Kimball is so meticulous in his testing methods that it comes as a total shock when I try something that doesn't work (a rare occurrence). I swear I faithfully followed the instructions for Sour Cream Frosting. Still, I had to do some quick improvising to keep the chocolate from dispersing into tiny dots rather than blending in smoothly with the other ingredients. The finished frosting was downright photogenic with its smooth, glossy looks. But it tasted downright weird, as if I had, on some eccentric whim, decided to add a few generous splashes of vinegar to it.

In Cook's Bible, Kimball tested cookware that was, for the most part, high-end and high-priced. In the Yellow Farmhouse he tests the kind of tools "a country cook is likely to have in the kitchen", concentrating on thrifty basics.
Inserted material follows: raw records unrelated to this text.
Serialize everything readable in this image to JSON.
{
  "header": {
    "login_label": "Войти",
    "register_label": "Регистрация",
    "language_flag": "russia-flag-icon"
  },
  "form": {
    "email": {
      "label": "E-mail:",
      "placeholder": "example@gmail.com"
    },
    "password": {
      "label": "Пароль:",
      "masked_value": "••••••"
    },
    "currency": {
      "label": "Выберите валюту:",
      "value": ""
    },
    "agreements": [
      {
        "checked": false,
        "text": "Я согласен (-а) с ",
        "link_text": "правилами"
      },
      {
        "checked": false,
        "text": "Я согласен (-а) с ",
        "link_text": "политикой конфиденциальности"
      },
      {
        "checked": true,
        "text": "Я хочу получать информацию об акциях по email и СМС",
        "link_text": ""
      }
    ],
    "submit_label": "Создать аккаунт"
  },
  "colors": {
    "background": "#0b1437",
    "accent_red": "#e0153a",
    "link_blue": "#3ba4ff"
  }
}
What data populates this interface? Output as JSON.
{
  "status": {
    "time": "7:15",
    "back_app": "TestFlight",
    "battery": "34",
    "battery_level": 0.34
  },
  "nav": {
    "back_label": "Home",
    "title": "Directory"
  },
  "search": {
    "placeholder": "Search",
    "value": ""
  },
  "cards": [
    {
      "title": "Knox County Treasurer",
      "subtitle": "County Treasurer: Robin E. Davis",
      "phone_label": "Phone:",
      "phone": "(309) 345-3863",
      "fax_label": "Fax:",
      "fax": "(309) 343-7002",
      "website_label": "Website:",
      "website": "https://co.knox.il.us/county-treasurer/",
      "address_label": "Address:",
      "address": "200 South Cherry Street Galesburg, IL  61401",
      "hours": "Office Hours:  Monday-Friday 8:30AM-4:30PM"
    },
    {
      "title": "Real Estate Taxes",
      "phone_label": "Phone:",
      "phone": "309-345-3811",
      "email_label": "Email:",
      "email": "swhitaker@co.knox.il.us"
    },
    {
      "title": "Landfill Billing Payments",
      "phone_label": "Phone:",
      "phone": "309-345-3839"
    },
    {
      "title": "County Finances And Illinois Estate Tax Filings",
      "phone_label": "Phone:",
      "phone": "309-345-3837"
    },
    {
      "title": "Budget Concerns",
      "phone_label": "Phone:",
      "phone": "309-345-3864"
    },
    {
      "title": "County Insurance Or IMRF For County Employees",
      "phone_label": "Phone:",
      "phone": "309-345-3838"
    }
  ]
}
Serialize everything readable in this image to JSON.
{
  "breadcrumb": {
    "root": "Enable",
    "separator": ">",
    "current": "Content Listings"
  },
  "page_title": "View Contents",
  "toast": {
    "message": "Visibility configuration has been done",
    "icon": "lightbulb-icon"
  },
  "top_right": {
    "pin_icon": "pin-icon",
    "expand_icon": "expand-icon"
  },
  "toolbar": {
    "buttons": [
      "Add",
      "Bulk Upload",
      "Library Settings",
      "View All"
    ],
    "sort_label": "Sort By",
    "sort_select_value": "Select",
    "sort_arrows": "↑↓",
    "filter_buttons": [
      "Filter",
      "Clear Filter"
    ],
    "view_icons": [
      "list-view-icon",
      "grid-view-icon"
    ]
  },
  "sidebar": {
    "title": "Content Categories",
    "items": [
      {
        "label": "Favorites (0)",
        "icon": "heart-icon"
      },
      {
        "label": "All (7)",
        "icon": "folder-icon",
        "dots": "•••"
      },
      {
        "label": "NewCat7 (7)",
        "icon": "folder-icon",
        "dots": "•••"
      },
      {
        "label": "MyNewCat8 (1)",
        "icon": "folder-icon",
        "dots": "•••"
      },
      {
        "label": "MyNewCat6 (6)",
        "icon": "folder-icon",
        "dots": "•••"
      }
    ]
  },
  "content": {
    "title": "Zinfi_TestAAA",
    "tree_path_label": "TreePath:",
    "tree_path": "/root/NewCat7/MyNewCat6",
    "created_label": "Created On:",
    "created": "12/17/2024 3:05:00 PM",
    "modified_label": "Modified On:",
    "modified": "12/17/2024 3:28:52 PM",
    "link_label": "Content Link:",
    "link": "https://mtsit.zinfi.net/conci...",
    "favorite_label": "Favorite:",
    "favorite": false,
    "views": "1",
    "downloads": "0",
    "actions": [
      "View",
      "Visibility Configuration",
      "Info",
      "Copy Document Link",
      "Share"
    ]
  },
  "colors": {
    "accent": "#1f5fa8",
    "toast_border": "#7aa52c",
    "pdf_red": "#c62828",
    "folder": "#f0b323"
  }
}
Kimball spends three pages on the history and virtues of the humble cast iron skillet. "After a year of constant cooking in cast iron, I prefer it to any of the expensive cookware for sautéing, browning, or stewing." (Since reading this, I have renewed appreciation for my own old cast iron skillet and have deleted the eighty-five dollar All-Clad skillet from my Christmas wish list.)

The fact that the Yellow Farmhouse is a blend of cookbook and memoir is one of its charms and its weaknesses. Each section of the book opens with a heartfelt reminiscence of his beloved Vermont: depicting the old country store (it's still the town's social hub); relishing family rituals such as pressing cider or plunging into the local swimming hole; recounting stories about long-gone farm neighbors; describing annual Old Home Day at his church or the annual Ox Roast (which does not involve a single ox). Kimball's love of this part of the world- both its community and its surrounding landscape- is palpable, as is his urgency to get it down in writing, perhaps as a record for his children's children, before it disappears. But this narrative might be stronger if it were in a separate book, unbroken by recipes as it is here. The ongoing switch back and forth from Kimball, the unhurried front-porch raconteur, to Kimball, the exacting culinary sleuth and worldly cook, is a bit of a clash. Nonetheless, The Yellow Farmhouse Cookbook is richer for Kimball's stories of the place and the people that inspired him to write it in the first place.